The “hiatus” in warming over the first 15 years or so of the 21st century led to a weak observed trend from the early 2000s onwards, which few models are able to reproduce. Emergent constraints based on historical warming rates, especially over shorter periods (like 1970 to present), will be strongly influenced by the hiatus, and will pick out the models that warm the least from ~2000-2015. These are likely to be low sensitivity models, since we think the aerosol forcing was weak over that period. But we also know that models struggle to simulate the correct SST patterns during the hiatus, so these models might be getting the right answer for the wrong reasons (one way of showing this is to compare the evolution of the net TOA flux). If we want to believe the low sensitivity models, we need to be confident that they are accurately reproducing the hiatus, and for the right reasons.

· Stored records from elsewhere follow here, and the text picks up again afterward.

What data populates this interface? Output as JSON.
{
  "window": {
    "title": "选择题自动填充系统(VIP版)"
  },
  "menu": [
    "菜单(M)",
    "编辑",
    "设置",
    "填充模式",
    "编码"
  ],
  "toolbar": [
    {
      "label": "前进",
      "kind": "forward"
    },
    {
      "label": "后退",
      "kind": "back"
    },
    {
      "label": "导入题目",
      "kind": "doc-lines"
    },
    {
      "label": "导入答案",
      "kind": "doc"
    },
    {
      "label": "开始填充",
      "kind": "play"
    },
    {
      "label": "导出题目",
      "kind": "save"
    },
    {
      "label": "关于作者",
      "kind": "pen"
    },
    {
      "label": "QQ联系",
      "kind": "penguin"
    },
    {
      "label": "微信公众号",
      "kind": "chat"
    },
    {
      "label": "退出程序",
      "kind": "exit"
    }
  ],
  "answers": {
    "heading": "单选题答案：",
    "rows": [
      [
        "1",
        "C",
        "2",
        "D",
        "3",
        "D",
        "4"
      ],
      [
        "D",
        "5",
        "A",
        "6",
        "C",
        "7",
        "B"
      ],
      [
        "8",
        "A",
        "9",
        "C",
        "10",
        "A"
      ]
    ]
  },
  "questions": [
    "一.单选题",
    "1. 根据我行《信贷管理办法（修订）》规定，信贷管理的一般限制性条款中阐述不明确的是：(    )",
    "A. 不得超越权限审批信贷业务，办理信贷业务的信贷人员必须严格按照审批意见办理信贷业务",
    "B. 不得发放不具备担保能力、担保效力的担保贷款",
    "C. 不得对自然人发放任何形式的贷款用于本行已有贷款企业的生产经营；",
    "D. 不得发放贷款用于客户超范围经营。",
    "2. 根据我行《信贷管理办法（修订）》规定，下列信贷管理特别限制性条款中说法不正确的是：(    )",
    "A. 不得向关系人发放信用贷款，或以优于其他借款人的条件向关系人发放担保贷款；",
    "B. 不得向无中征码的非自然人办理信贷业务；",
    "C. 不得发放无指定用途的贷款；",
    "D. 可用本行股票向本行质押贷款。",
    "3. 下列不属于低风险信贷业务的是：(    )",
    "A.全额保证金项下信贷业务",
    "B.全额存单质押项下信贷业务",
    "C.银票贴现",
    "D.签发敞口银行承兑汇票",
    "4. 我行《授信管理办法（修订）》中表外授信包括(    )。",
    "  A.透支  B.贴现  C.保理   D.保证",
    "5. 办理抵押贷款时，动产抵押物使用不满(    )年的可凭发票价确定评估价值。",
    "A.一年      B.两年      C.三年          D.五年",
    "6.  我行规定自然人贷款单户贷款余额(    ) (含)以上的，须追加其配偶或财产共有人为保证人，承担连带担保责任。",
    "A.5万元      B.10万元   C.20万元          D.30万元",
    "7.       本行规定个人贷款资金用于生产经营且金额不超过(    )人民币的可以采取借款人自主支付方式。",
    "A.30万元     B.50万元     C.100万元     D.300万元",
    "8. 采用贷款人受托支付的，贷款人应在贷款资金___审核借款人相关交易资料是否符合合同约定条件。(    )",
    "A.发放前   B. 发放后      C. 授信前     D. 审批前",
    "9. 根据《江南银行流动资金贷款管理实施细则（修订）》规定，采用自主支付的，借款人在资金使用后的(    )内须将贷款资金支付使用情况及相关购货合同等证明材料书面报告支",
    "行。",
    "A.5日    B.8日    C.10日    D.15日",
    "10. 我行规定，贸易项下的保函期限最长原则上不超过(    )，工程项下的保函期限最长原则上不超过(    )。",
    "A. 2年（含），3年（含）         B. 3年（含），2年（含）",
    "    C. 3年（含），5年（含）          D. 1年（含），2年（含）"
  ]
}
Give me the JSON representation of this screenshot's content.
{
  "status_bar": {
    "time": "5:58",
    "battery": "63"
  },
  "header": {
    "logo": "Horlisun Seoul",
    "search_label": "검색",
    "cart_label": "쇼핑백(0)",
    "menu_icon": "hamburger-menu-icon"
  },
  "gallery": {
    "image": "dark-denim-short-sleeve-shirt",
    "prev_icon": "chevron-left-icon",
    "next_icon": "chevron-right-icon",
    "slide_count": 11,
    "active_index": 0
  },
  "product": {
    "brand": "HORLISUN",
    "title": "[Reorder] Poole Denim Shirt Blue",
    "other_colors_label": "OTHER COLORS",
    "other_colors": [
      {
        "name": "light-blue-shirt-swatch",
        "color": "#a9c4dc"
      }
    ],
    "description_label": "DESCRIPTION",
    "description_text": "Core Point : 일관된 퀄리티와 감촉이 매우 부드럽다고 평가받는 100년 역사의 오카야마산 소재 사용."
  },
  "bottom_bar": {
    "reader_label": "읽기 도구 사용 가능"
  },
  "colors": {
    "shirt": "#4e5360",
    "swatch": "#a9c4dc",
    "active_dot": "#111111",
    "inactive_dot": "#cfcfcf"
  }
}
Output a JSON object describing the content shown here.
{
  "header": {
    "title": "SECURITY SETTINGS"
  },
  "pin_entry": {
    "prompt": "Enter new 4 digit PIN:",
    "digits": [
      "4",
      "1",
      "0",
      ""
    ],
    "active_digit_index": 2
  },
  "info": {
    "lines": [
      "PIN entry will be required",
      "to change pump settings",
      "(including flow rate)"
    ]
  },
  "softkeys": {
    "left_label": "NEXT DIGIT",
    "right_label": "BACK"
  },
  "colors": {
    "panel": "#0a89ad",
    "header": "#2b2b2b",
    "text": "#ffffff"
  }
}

(Aside: the models have weak trends, or even cooling trends, for end years in much of the 90s. Looking at the temperature curves, it seems like many of the models experience a strong cooling in response to the 1991 Pinatubo eruption, much stronger than was observed.)

2. It’s harder to build a high sensitivity model that matches the historical record

More speculatively, another reason comparing with the historical record favors low sensitivity models is that you have to get more things right for a high sensitivity model to match the historical record.

To offset a large TCR, a model needs strong aerosol forcing to match the historical record. Not only that, but the aerosol forcing also has to have the right timing for the model to match the obs. The aerosol forcing seems to have flattened out over the past few decades, and this flattening out has to happen at the right time for a high sensitivity model. Getting the correct timing for this flattening is less important in a low sensitivity model:

ten year trends





















(Notice that in CanESM5 the cooling in the aerosol-only run flattens out around 1998, right when the warming takes off.)

Another factor is internal variability. If you believe that more sensitive models have larger variability (as argued here, for example), then the internal variability has to have the right phasing, or the model will always struggle to reproduce the historical record. A lower sensitivity model, with less internal variability, won’t stray as far from the historical record.

One way of thinking about this is that low sensitivity models are conservative and higher sensitivity models are “boom-or-bust”, or in terms of a bias-variance trade-off: a collection of high sensitivity models will probably have more variance, and larger biases. When comparing across an ensemble, the outliers are likely to be high sensitivity models, and constraints based on warming trends will favor the lower end, the more conservative models.

All this isn’t to say that emergent constraints based on the historical record should be thrown out, and that we should focus on the cloud-based constraints. Cloud-based constraints rely on a major, untestable assumption: that the relationship between variability and the forced response is the same in the real world as it is in models. And clearly, the historical record is one of the most important pieces of data we have for constraining climate sensitivity. But we do need to think carefully about the implications of constraints based on comparing simulated and historical warming rates.

(Thanks to Cristi Proistosescu for insightful comments and thoughts.)